Following Raz’s introductory remarks, the exhibition catalogue cites legendary Tel Aviv mayor Meir Dizengoff, the first modern Hebrew city’s honcho who ruled the municipal roost, both in a de facto role as town planner, and thereafter as official mayor, from 1911 to 1935, other than a three-year hiatus in the 1920s. Ever the innovator, Dizengoff noted the manifold potential of the new city’s coastline. “Another area, which offers great rewards, which should be developed – and which can attract large numbers of tourists, visitors and convalescing people – I am talking about developing the seafront,” he wrote in 1932.
It took a while to get the beach up and running in all its open space, sandy, café- and play facility-strewn glory, and many of the various stages of developmental evolution appear in the exhibition. One of the many storied milestones in Tel Aviv’s annals is the operation of the Gale Aviv Café – aka The Casino – on the seafront from the early 1920s through to the mid-‘30s.
Nickname notwithstanding, the establishment never hosted gambling pursuits and served as a popular eatery and dance venue. The 1925 print on show was taken by Belarus-born seminal photographer Avraham Soskin, a pioneer in his field in this part of the world who earned the moniker “the Tel Aviv photographer.”
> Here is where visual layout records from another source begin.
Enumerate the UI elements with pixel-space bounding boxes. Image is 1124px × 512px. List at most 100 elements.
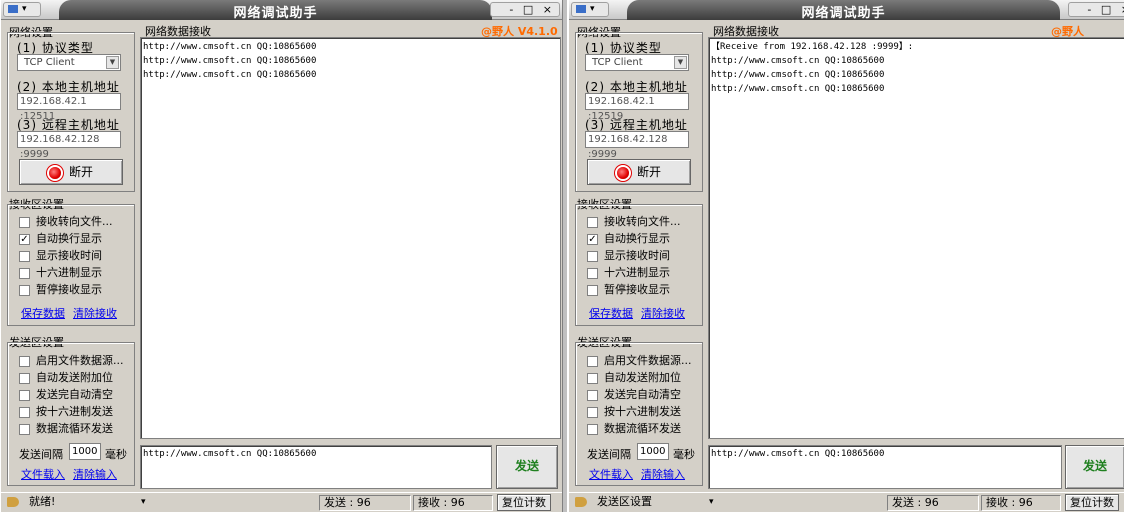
local-host-input[interactable]: 192.168.42.1 :12519: [585, 93, 689, 122]
option-label: 按十六进制发送: [36, 405, 113, 418]
checkbox-checked[interactable]: ✓: [19, 233, 30, 245]
recv-option-0[interactable]: 接收转向文件...: [19, 213, 113, 229]
send-option-0[interactable]: 启用文件数据源...: [19, 352, 124, 368]
chevron-down-icon[interactable]: ▼: [106, 56, 119, 69]
recv-option-1[interactable]: ✓ 自动换行显示: [19, 230, 102, 246]
status-caret: ▾: [709, 497, 714, 507]
protocol-select[interactable]: TCP Client ▼: [17, 54, 121, 71]
send-option-2[interactable]: 发送完自动清空: [587, 386, 681, 402]
remote-host-input[interactable]: 192.168.42.128 :9999: [585, 131, 689, 160]
option-label: 十六进制显示: [36, 266, 102, 279]
recv-text-area[interactable]: http://www.cmsoft.cn QQ:10865600 http://…: [140, 37, 561, 439]
reset-count-button[interactable]: 复位计数: [1065, 494, 1119, 511]
app-icon: [8, 4, 18, 13]
send-option-4[interactable]: 数据流循环发送: [19, 420, 113, 436]
reset-count-button[interactable]: 复位计数: [497, 494, 551, 511]
send-button[interactable]: 发送: [496, 445, 558, 489]
send-interval-label: 发送间隔: [19, 448, 63, 461]
checkbox[interactable]: [19, 267, 30, 279]
settings-panel: 网络设置 (1) 协议类型 TCP Client ▼ (2) 本地主机地址 192…: [573, 22, 705, 488]
send-option-3[interactable]: 按十六进制发送: [587, 403, 681, 419]
recv-line: http://www.cmsoft.cn QQ:10865600: [143, 56, 317, 66]
sent-count: 发送 : 96: [319, 495, 411, 511]
send-interval-input[interactable]: 1000: [69, 443, 101, 460]
connection-led-icon: [48, 166, 61, 179]
send-option-1[interactable]: 自动发送附加位: [19, 369, 113, 385]
checkbox[interactable]: [587, 389, 598, 401]
clear-recv-link[interactable]: 清除接收: [73, 305, 117, 321]
checkbox[interactable]: [19, 216, 30, 228]
send-option-4[interactable]: 数据流循环发送: [587, 420, 681, 436]
send-option-3[interactable]: 按十六进制发送: [19, 403, 113, 419]
send-interval-input[interactable]: 1000: [637, 443, 669, 460]
send-button[interactable]: 发送: [1065, 445, 1124, 489]
file-load-link[interactable]: 文件载入: [589, 466, 633, 482]
recv-line: http://www.cmsoft.cn QQ:10865600: [143, 70, 317, 80]
checkbox[interactable]: [19, 372, 30, 384]
recv-option-3[interactable]: 十六进制显示: [19, 264, 102, 280]
recv-option-0[interactable]: 接收转向文件...: [587, 213, 681, 229]
checkbox[interactable]: [19, 355, 30, 367]
option-label: 按十六进制发送: [604, 405, 681, 418]
save-data-link[interactable]: 保存数据: [589, 305, 633, 321]
local-host-input[interactable]: 192.168.42.1 :12511: [17, 93, 121, 122]
recv-option-3[interactable]: 十六进制显示: [587, 264, 670, 280]
status-bar: 发送区设置 ▾ 发送 : 96 接收 : 96 复位计数: [569, 492, 1124, 512]
checkbox[interactable]: [587, 406, 598, 418]
checkbox[interactable]: [587, 355, 598, 367]
checkbox[interactable]: [587, 267, 598, 279]
recv-option-2[interactable]: 显示接收时间: [19, 247, 102, 263]
status-bar: 就绪! ▾ 发送 : 96 接收 : 96 复位计数: [1, 492, 562, 512]
protocol-value: TCP Client: [592, 57, 643, 68]
checkbox[interactable]: [587, 284, 598, 296]
sent-count: 发送 : 96: [887, 495, 979, 511]
hand-icon: [575, 497, 587, 507]
status-caret: ▾: [141, 497, 146, 507]
disconnect-button[interactable]: 断开: [587, 159, 691, 185]
option-label: 接收转向文件...: [36, 215, 113, 228]
checkbox[interactable]: [19, 423, 30, 435]
checkbox[interactable]: [19, 406, 30, 418]
checkbox[interactable]: [19, 389, 30, 401]
checkbox[interactable]: [19, 284, 30, 296]
checkbox-checked[interactable]: ✓: [587, 233, 598, 245]
disconnect-button[interactable]: 断开: [19, 159, 123, 185]
recv-option-2[interactable]: 显示接收时间: [587, 247, 670, 263]
disconnect-label: 断开: [636, 165, 661, 179]
clear-input-link[interactable]: 清除输入: [641, 466, 685, 482]
remote-host-input[interactable]: 192.168.42.128 :9999: [17, 131, 121, 160]
recv-line: http://www.cmsoft.cn QQ:10865600: [711, 56, 885, 66]
clear-recv-link[interactable]: 清除接收: [641, 305, 685, 321]
system-menu-button[interactable]: ▾: [3, 2, 41, 17]
window-control-buttons[interactable]: - □ ×: [1068, 2, 1124, 17]
file-load-link[interactable]: 文件载入: [21, 466, 65, 482]
option-label: 显示接收时间: [36, 249, 102, 262]
send-option-0[interactable]: 启用文件数据源...: [587, 352, 692, 368]
checkbox[interactable]: [587, 216, 598, 228]
protocol-select[interactable]: TCP Client ▼: [585, 54, 689, 71]
recv-option-4[interactable]: 暂停接收显示: [19, 281, 102, 297]
checkbox[interactable]: [587, 250, 598, 262]
clear-input-link[interactable]: 清除输入: [73, 466, 117, 482]
send-option-1[interactable]: 自动发送附加位: [587, 369, 681, 385]
recv-count: 接收 : 96: [981, 495, 1061, 511]
window-control-buttons[interactable]: - □ ×: [490, 2, 560, 17]
send-option-2[interactable]: 发送完自动清空: [19, 386, 113, 402]
app-icon: [576, 4, 586, 13]
send-text-area[interactable]: http://www.cmsoft.cn QQ:10865600: [708, 445, 1062, 489]
recv-text-area[interactable]: 【Receive from 192.168.42.128 :9999】: htt…: [708, 37, 1124, 439]
option-label: 自动换行显示: [36, 232, 102, 245]
recv-option-4[interactable]: 暂停接收显示: [587, 281, 670, 297]
system-menu-button[interactable]: ▾: [571, 2, 609, 17]
title-tab: 网络调试助手: [59, 0, 492, 21]
recv-option-1[interactable]: ✓ 自动换行显示: [587, 230, 670, 246]
status-message: 就绪!: [3, 495, 133, 511]
save-data-link[interactable]: 保存数据: [21, 305, 65, 321]
interval-unit: 毫秒: [673, 448, 695, 461]
checkbox[interactable]: [19, 250, 30, 262]
checkbox[interactable]: [587, 423, 598, 435]
checkbox[interactable]: [587, 372, 598, 384]
send-text-area[interactable]: http://www.cmsoft.cn QQ:10865600: [140, 445, 492, 489]
recv-count: 接收 : 96: [413, 495, 493, 511]
chevron-down-icon[interactable]: ▼: [674, 56, 687, 69]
The sea, the curator is keen to point out, not only offers a breath of fresh air – both in a physical and metaphorical sense – to Tel Avivians enduing yet another sweltering summer – it also connects the big city with its much older and less well-heeled neighbor immediately to the south. “This narrow strip of beach joins its two aspects,” says Raz, “the first Hebrew city, a new and innovative metropolis, and its contrasting older sister Old Jaffa, Arous-al-Bahr, the bride of the sea.”
RAZ HAS GONE the whole hog with On the Coast of Tel Aviv, enlisting works by a wide range of photographers to chronicle as many physical, cultural, historical and sociopolitical angles of the stretch of beach in question as possible. The 50 or so exhibits include contributions from professionals from the last over century and a half, featuring 75 year old Israel Prize laureate Alex Levac; Polish-born trained architect Yitzhak Kalter whose pictures naturally document some of Tel Aviv’s landmark structures; Jaffa-based Yehudit Ilani who references the downmarket neighborhood of Ajami; and nineteenth century French sector leader (March 8, 1831-1885) Félix Bonfils who was highly active in the Middle East and was one of the first commercial photographers to produce images of the region on a large scale, as well as being among the first to employ a new method of color photography, developed in 1880. The American Colony Photographers collective, which was a major force in Middle Eastern photographic documentation from the late nineteenth through the first half of the twentieth century, also has some evocative prints – monochrome and color – on display, and current industry high flyer 60-year-old Vardi Kahana has a whimsical portrait of celebrated pop-rock musician Yoni Rechter in there, too.
Raz has done a good job of covering as many bases as possible through Tel Aviv’s century-plus storyline. On the Coast of Tel Aviv offers an entertaining and compelling microcosm of what has made the country’s busiest metropolis tick across the decades, as the political, demographic and social sands have shifted, along with the constant ebb and flow of the Mediterranean Sea that both marks the western limit of the city and a sense of what lies beyond.